ARTBA Chairman Charles Potts, president and chief executive officer of Indianapolis-based Heritage Construction & Materials, spoke June 3 at the Arkansas Good Roads Transportation Council meeting in Little Rock. His next address comes June 11 at the Alabama Road Builders Association's annual convention. ARTBA President Pete Ruane also spoke June 5 before the American Society of Highway Engineers annual meeting in Atlanta, Ga., and focused on the same themes. The two ARTBA leaders have made presentations to more than a dozen business and transportation construction professionals in the past month.
Potts noted the projected revenues flowing into the HTF are approximately $90 billion below the level necessary to simply maintain highway and public transportation investment levels over the next six years that are in the current law-SAFETEA-LU. Last year, Congress provided an $8 billion infusion to the HTF to allow the Federal Highway Administration to meet its obligations. The U.S. Department of Transportation says a similar scenario will occur later this summer.
"While some claim the root of this problem is the price of gasoline or improved automobile fuel economy, the truth of the matter is Congress knowingly created this crisis by dodging the revenue debate in the last bill," Potts said. "They increased surface transportation investment over five years largely by liquidating the $12 billion balance in the Highway Trust Fund."

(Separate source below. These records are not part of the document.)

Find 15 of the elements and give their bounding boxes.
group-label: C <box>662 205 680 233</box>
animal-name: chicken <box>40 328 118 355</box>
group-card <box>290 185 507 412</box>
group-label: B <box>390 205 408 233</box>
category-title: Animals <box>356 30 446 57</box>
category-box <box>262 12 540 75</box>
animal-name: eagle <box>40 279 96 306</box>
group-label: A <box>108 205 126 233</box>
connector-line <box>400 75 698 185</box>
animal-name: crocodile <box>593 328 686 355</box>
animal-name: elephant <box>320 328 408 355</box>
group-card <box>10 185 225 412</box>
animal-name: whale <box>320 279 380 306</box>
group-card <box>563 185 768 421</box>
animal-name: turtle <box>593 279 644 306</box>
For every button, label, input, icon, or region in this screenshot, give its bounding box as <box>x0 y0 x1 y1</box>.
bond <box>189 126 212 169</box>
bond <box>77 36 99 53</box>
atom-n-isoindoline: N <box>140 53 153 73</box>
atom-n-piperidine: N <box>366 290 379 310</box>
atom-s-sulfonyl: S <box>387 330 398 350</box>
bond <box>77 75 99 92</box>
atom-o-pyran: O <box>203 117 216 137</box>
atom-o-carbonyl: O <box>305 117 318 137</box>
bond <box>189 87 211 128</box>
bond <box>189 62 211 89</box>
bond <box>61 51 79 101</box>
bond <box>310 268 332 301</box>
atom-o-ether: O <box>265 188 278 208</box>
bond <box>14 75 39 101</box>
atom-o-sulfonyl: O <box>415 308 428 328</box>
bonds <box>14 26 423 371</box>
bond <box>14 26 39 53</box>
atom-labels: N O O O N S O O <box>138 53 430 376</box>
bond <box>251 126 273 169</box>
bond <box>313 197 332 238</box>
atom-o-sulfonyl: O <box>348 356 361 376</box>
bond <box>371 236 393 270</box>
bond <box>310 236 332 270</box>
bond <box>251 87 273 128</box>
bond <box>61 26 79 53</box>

Without reserves to further draw down, the programs will be entirely reliant on incoming revenues that are based on tax rates that have not been adjusted for 16 years. As a result, Potts says, Congress will have tough choices to make: cut investment levels, deficit spend, or raise new revenues. While the HTF's solvency is one of the key obstacles facing reauthorization, Potts says the stimulus clearly established transportation infrastructure investment as an agent of economic recovery. The $48 billion in transportation investments from that measure will serve as an example of the type of economic boost and job creation that can come from a robust, long-term federal commitment to transportation improvements, he said. Failing to address the HTF shortfall would more than eclipse any gains from the economic stimulus package, according to Potts. In fact, forcing the programs to rely on existing revenues would cause the loss of 500,000 jobs through 2015. "This type of economic hit in one sector is clearly not the goal of the economic recovery package and not something Congress and the President are likely to let happen," Potts said. Potts also addressed the reauthorization timeline. House Transportation & Infrastructure Committee Chairman Jim Oberstar (D-Minn.) is aiming to move his committee's version of the reauthorization bill as early as July.